Tuttavia, a differenza di quello che si potrebbe pensare, È andato tutto bene è ben diverso dal classico dramma familiare con aggiunta di elemento senile che, negli ultimi tempi (nel bene e nel male), sembra aver trovato una propria nicchia fertile. Ozon, infatti, non è per nulla interessato a scandagliare le specificità del linguaggio cinematografico e tradurre in immagini e spazi il labirinto mentale di un uomo che non riesce più a distinguere la realtà dalle proprie angosciose proiezioni (The Father di Florian Zeller). Né tantomeno a ricostruire l’enigmatico ritratto di un padre e il suo rapporto problematico col figlio, seppur servendosi di un processo di flashback simile (Falling - Storia di un padre di Viggo Mortensen). Oppure ancora a dar vita ad un racconto della malattia sentimentale, patetico e lirico (Supernova di Harry Macqueen).
La sua principale forza, È andato tutto bene, la trova piuttosto nel modo in cui riesce a bilanciare, in modo a dir poco miracoloso, il lato più risibile e quello più tragico di un tema e di una dramma come l’eutanasia, rendendo cinematograficamente armonioso l’accostamento di sequenze più agrodolci, contaminate da un’ironia pungente e da un umorismo nero mai esasperato o frivolo, e di altre in cui si deve e si vuole mettere in scena la semplice e banale faccia del dolore.

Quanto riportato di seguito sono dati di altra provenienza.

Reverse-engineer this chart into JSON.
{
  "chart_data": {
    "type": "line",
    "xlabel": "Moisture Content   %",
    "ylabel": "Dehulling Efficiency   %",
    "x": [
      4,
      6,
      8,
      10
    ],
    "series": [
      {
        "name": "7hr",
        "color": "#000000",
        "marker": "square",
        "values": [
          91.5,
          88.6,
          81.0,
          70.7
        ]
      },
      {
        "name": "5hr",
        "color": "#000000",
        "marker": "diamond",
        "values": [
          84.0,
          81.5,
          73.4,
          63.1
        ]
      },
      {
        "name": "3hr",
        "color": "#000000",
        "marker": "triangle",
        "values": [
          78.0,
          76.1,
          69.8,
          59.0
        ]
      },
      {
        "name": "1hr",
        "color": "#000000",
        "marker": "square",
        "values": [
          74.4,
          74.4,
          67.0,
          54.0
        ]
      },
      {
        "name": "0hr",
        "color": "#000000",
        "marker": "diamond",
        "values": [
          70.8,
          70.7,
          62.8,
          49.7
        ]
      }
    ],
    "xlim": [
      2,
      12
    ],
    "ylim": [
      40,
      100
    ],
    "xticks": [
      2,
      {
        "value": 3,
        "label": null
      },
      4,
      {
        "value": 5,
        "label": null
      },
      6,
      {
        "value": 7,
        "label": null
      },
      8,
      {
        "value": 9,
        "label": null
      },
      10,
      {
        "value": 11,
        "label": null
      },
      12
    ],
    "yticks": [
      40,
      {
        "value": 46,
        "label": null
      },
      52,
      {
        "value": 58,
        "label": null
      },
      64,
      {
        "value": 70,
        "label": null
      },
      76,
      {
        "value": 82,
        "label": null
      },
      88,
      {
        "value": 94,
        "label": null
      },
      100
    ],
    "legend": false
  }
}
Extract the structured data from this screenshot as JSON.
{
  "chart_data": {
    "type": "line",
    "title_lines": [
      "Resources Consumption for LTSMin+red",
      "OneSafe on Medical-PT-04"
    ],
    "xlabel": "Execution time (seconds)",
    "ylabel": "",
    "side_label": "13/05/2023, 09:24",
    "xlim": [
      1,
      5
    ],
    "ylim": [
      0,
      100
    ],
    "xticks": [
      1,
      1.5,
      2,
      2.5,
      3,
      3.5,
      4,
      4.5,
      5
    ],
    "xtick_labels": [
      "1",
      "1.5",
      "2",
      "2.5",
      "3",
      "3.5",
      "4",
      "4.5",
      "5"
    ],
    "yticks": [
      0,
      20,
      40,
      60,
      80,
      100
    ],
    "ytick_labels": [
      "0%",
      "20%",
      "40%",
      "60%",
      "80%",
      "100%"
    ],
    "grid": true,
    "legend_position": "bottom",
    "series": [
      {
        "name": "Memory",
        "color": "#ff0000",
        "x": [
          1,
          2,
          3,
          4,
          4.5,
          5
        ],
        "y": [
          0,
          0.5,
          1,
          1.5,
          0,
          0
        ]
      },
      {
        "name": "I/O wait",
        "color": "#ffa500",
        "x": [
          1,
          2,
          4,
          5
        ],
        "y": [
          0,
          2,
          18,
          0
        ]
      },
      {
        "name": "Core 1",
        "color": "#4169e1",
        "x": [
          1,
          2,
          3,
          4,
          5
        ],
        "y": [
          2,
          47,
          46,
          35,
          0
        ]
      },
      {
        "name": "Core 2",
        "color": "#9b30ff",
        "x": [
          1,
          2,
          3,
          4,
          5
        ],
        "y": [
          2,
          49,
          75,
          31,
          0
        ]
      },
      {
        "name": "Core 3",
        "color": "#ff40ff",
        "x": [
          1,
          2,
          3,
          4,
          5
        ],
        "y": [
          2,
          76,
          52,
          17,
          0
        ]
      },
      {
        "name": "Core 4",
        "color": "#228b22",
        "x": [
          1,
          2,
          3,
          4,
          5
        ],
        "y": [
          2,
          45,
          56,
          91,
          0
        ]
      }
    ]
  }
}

Unitamente a ciò, Ozon riesce a districarsi con scioltezza e disinvoltura in un procedimento emotivo tutt’altro che semplicissimo. Infatti, più si avanza nel racconto - avvicinandosi dunque alla morte -, più il racconto filmico, i suoi personaggi e i rapporti tra di essi (che sono poi il vero soggetto e motore del film) si scaldano e ravvivano, rivelando un inatteso dinamismo emotivo, ma anche la propria indiscutibile appartenenza ad un cinema comportamentista come quello ozoniano. Ad un cinema che crede fortemente nella semplicità vivace e quasi banale delle cose e, in cui, proprio per questo motivo, diventa possibile accettare il fatto che dietro ogni singolo gesto o scelta dei personaggi vi siano un significato o una spiegazione chiare, immediate e precise. Che non vi possa essere un’opposizione alla scelta del padre, da parte delle due figlie, poiché “è impossibile dirgli di no”. Che non vi siano ambiguità o dietrologismi vari rispetto a quanto rappresentato, in maniera diretta ed evidente, sul grande schermo. Che le cose vadano come devono, proprio perché si ha una fede incrollabile nella persona e nelle sue scelte. E che, in tal senso, non vi sia alcun bisogno di forti agenti di contrasto ed opposizione e dunque di efferati strumenti tensivi.
Invero, più che un film sull’ipocrisia e sulla critica dell’insensibilità del sistema legislativo riguardo al tema dell’eutanasia, È andato tutto bene è una pellicola interessata a parlare di una famiglia che si (ri)assembla emotivamente, fa i conti e si riappacifica con i fantasmi del proprio passato, nel modo più semplice, immediato, banale, ma anche unico e solo, che esista. È andato tutto bene, e come poteva andare altrimenti, diremmo noi.